This is the first part of a series about GPU programming with D3D12. This series will cover how and why you would run code on a GPU, as well as some adjacent topics.

Note that some parts may be updated while whole series still coming out.

Intended audience

This series is intended for people who would like an introduction to GPU programming, or who are already familiar with high level graphics API, but want an introduction for a low level one.

This series explicitly does not require you to know D3D11, in contrast to many other resources that can be found online.


C++ – most Graphics APIs only have native bindings for C and C++. This series focuses on C++ as it makes certain things simpler. This means that you’ll need to have a certain level of proficiency with C++ before you can efficiently use said APIs.

Math – this series will touch on both compute and graphics capabilities of modern GPUs. To program graphics you’ll need a solid understanding of linear algebra.

Modern GPU - we’ll use certain features that are only available on fairly modern GPUs. Minimum Required GPUs: NVIDIA GeForce RTX 20 series, AMD Radeon RX 6000 series, Intel ARC.

With that out of the way we can finally get to the introduction.

Why GPU Programming?

GPU is short for Graphics Processing Unit. They are a very common piece of hardware that is present in virtually any modern consumer computer/smartphone/game console/etc. In fact, you are most likely relying on one while reading this text right now.

Originally GPUs were designed to solve a specific problem: render 3D graphics. But over the years, as realism of 3D graphics advanced, GPUs became more and more generalized, with modern GPUs often used for computations that are no longer related to graphics: Scientific Simulations, Machine Learning, Cryptocurrency Mining, etc.

So, it is worth exploring how exactly are GPUs different from CPUs, why only certain use cases use them, and how to write and run your code on one.

Why D3D12?

To interface with the GPU, you need to use what’s called a “Graphics API”. Despite the name they allow you to run any kind of workload on the GPU, that GPU is capable of running, not just “Graphics”.

At the time of writing, there are many relevant Graphics APIs:

  • D3D11 – high level, Windows specific API
  • Vulkan – low level, cross platform API
  • D3D12 – low level, Windows specific API
  • Metal – can be both high level and low level API, Apple specific API
  • WebGL – high level, web-based API
  • WebGPU – low level, web-based API

High level APIs were not selected, as many of modern GPU features, such as Hardware Accelerated Raytracing or Mesh Shaders, require low level APIs specifically.
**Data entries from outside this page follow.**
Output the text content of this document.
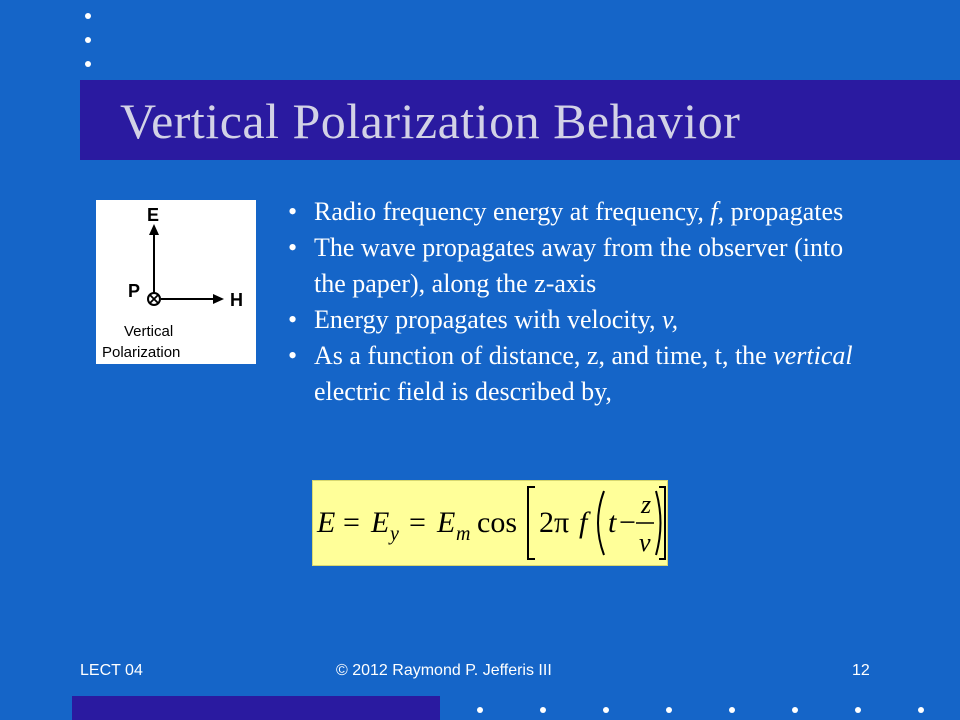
Vertical Polarization Behavior
E
P	H
Vertical
Polarization
• Radio frequency energy at frequency, f, propagates
• The wave propagates away from the observer (into the paper), along the z-axis
• Energy propagates with velocity, v,
• As a function of distance, z, and time, t, the vertical electric field is described by,
E = E y = E m cos 2π f t −
z
v
LECT 04	© 2012 Raymond P. Jefferis III	12
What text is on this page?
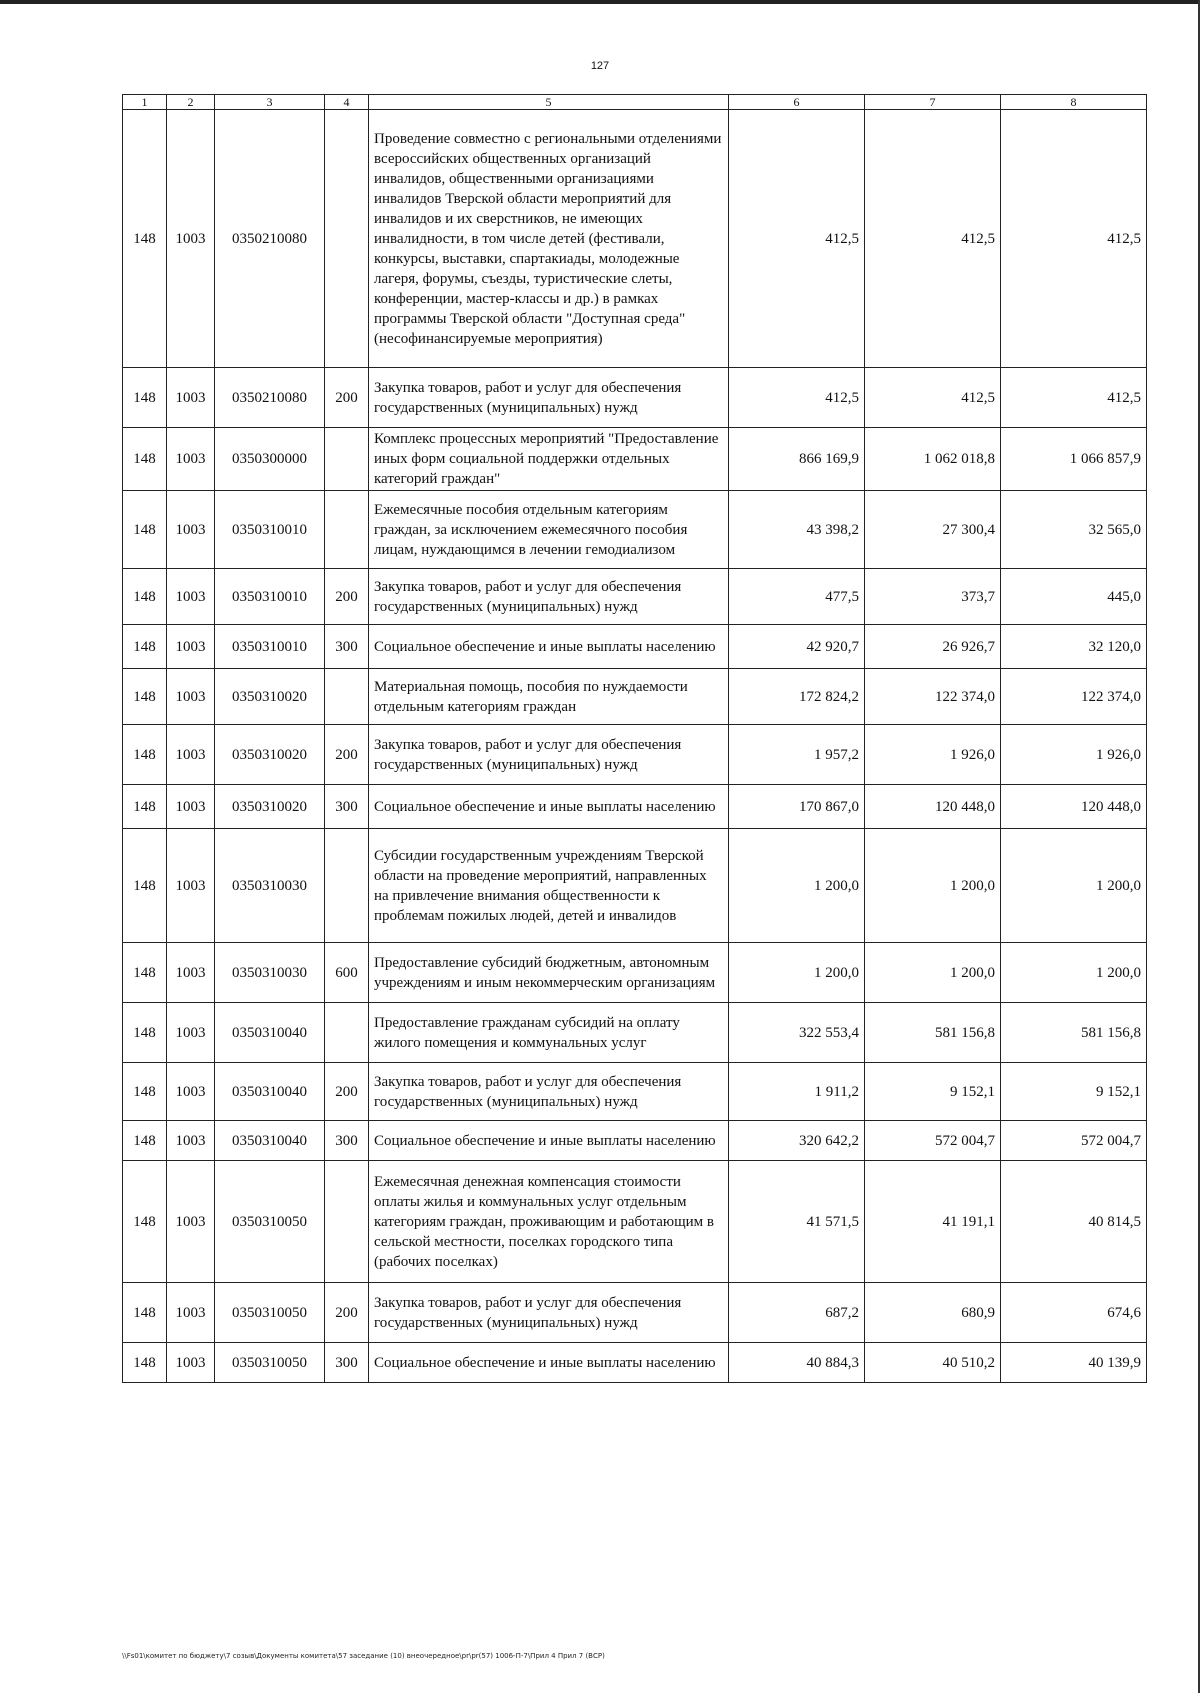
127
1	2	3	4	5	6	7	8
148	1003	0350210080		Проведение совместно с региональными отделениями всероссийских общественных организаций инвалидов, общественными организациями инвалидов Тверской области мероприятий для инвалидов и их сверстников, не имеющих инвалидности, в том числе детей (фестивали, конкурсы, выставки, спартакиады, молодежные лагеря, форумы, съезды, туристические слеты, конференции, мастер-классы и др.) в рамках программы Тверской области "Доступная среда" (несофинансируемые мероприятия)	412,5	412,5	412,5
148	1003	0350210080	200	Закупка товаров, работ и услуг для обеспечения государственных (муниципальных) нужд	412,5	412,5	412,5
148	1003	0350300000		Комплекс процессных мероприятий "Предоставление иных форм социальной поддержки отдельных категорий граждан"	866 169,9	1 062 018,8	1 066 857,9
148	1003	0350310010		Ежемесячные пособия отдельным категориям граждан, за исключением ежемесячного пособия лицам, нуждающимся в лечении гемодиализом	43 398,2	27 300,4	32 565,0
148	1003	0350310010	200	Закупка товаров, работ и услуг для обеспечения государственных (муниципальных) нужд	477,5	373,7	445,0
148	1003	0350310010	300	Социальное обеспечение и иные выплаты населению	42 920,7	26 926,7	32 120,0
148	1003	0350310020		Материальная помощь, пособия по нуждаемости отдельным категориям граждан	172 824,2	122 374,0	122 374,0
148	1003	0350310020	200	Закупка товаров, работ и услуг для обеспечения государственных (муниципальных) нужд	1 957,2	1 926,0	1 926,0
148	1003	0350310020	300	Социальное обеспечение и иные выплаты населению	170 867,0	120 448,0	120 448,0
148	1003	0350310030		Субсидии государственным учреждениям Тверской области на проведение мероприятий, направленных на привлечение внимания общественности к проблемам пожилых людей, детей и инвалидов	1 200,0	1 200,0	1 200,0
148	1003	0350310030	600	Предоставление субсидий бюджетным, автономным учреждениям и иным некоммерческим организациям	1 200,0	1 200,0	1 200,0
148	1003	0350310040		Предоставление гражданам субсидий на оплату жилого помещения и коммунальных услуг	322 553,4	581 156,8	581 156,8
148	1003	0350310040	200	Закупка товаров, работ и услуг для обеспечения государственных (муниципальных) нужд	1 911,2	9 152,1	9 152,1
148	1003	0350310040	300	Социальное обеспечение и иные выплаты населению	320 642,2	572 004,7	572 004,7
148	1003	0350310050		Ежемесячная денежная компенсация стоимости оплаты жилья и коммунальных услуг отдельным категориям граждан, проживающим и работающим в сельской местности, поселках городского типа (рабочих поселках)	41 571,5	41 191,1	40 814,5
148	1003	0350310050	200	Закупка товаров, работ и услуг для обеспечения государственных (муниципальных) нужд	687,2	680,9	674,6
148	1003	0350310050	300	Социальное обеспечение и иные выплаты населению	40 884,3	40 510,2	40 139,9
\\Fs01\комитет по бюджету\7 созыв\Документы комитета\57 заседание (10) внеочередное\pr\pr(57) 1006-П-7\Прил 4 Прил 7 (ВСР)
Web-based APIs were not selected, as they are simply translated to other APIs, and so are more limited than the underlying API.

That leaves Vulkan, D3D12 and Metal, all of which are a perfectly fine choice. D3D12 was picked as it is slightly simpler compared to Vulkan, and more accessible compared to Metal. But many concepts and ideas are the same between those APIs.

How exactly are GPUs different from CPUs?

GPU’s original purpose is to render 3D graphics. If we oversimplify that process, you need to calculate what color each pixel on the screen gets. This calculation has 2 important properties:

  1. Each pixel gets calculated independently, there are no data dependencies between any 2 pixels.
  2. Calculations performed for each pixel are the same, there is no excessive divergence between them.

And that’s where GPU power comes from. While CPUs are largely designed to efficiently execute any sort of calculations with limited parallelism, GPUs are purposely made to execute highly parallel programs.

At the time of writing, according to Steam Hardware Survey, 98% of users has CPUs with 16 or less cores. Even if we assume that each CPU has Simultaneous Multithreading, it means that practically any modern CPU can’t process more than 32 tasks in parallel.

On the other hand, the most common GPU at the time of writing is RTX 3060. That GPU has 3584 shading units, meaning that it can process 3584 tasks in parallel.

We can see that an average GPU can process over 100 times more tasks in parallel than high end CPUs. This is exactly how GPUs get dramatically higher performance for highly parallel computations, such as rendering 3D graphics.

However, there are computations that are impractical on a GPU. It can’t freely allocate its own memory, it’s the CPU that is responsible for memory management. You don’t have access to disk, network or input. GPUs can’t efficiently run algorithms that are completely sequential and can’t be parallelized. Due to those, and other similar limitations, only certain types of workloads can efficiently run on the GPU.